Well, shit. I’d ruined his first vacation ever by nearly getting killed. I hadn’t taken any vacations either, but that was because I didn’t have any money.

If I’d stayed with my family, if I’d forgiven Tyler like they wanted me to, I would have had plenty of money for vacations.

I didn’t regret my decision. Still, I was the same age as Alex, and the most exotic place I’d ever been was the tiki bar I’d worked at in Florida, making overpriced margaritas with a plastic lei around my neck for six awful months.

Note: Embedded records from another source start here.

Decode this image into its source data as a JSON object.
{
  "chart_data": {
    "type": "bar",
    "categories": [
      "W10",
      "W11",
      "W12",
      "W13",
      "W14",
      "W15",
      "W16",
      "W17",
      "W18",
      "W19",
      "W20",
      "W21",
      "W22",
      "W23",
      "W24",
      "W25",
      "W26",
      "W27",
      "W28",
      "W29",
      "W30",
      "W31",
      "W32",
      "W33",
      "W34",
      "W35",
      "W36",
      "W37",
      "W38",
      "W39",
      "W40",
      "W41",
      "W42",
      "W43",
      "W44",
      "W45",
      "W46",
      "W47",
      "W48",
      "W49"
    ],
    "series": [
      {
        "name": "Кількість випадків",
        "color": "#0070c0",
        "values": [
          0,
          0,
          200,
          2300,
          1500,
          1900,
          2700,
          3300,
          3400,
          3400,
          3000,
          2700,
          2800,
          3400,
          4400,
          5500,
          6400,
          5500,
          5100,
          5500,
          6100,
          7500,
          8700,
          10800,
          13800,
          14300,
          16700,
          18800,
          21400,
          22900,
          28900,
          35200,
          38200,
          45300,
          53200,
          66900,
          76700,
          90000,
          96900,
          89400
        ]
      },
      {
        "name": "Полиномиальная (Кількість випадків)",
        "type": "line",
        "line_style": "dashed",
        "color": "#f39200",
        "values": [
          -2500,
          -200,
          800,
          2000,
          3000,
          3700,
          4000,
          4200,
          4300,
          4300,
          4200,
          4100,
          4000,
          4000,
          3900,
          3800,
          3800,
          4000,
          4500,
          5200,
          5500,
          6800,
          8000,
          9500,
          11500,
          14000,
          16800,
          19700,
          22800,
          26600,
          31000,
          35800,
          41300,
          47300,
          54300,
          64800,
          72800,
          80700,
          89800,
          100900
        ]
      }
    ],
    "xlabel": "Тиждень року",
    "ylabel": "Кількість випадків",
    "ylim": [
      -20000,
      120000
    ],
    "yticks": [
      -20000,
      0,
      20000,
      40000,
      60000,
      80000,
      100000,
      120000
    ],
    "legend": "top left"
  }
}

“I gave up photography because I’m terrible at it,” I said, the truth stumbling out of my mouth before I could stop it.

Alex looked surprised. “What are you talking about? You were good. Even I knew that, and I’m a dunce about art.”

I shook my head. “I could master the technical things. That wasn’t the problem. But real photography isn’t about the technical things. It’s about everything else. And it was everything else that I couldn’t master.”

“Everything else like what?”

“This.” I gestured to the photo on the wall. Just looking at it made my skin heat and my pussy throb and my brain turn over questions. “I can’t do this,” I said, gesturing clumsily as words failed me.

“It’s brilliant, isn’t it?”

I turned to see Himari standing at my shoulder. She smiled at me.

“Kat,” she said with effortless elegance, ignoring Alex, “you haven’t seen the secondary gallery yet. I’m going to rectify that right away.” She took my empty glass from my hand, put it down, and took two glasses from the tray of a passing waiter. “Follow me.”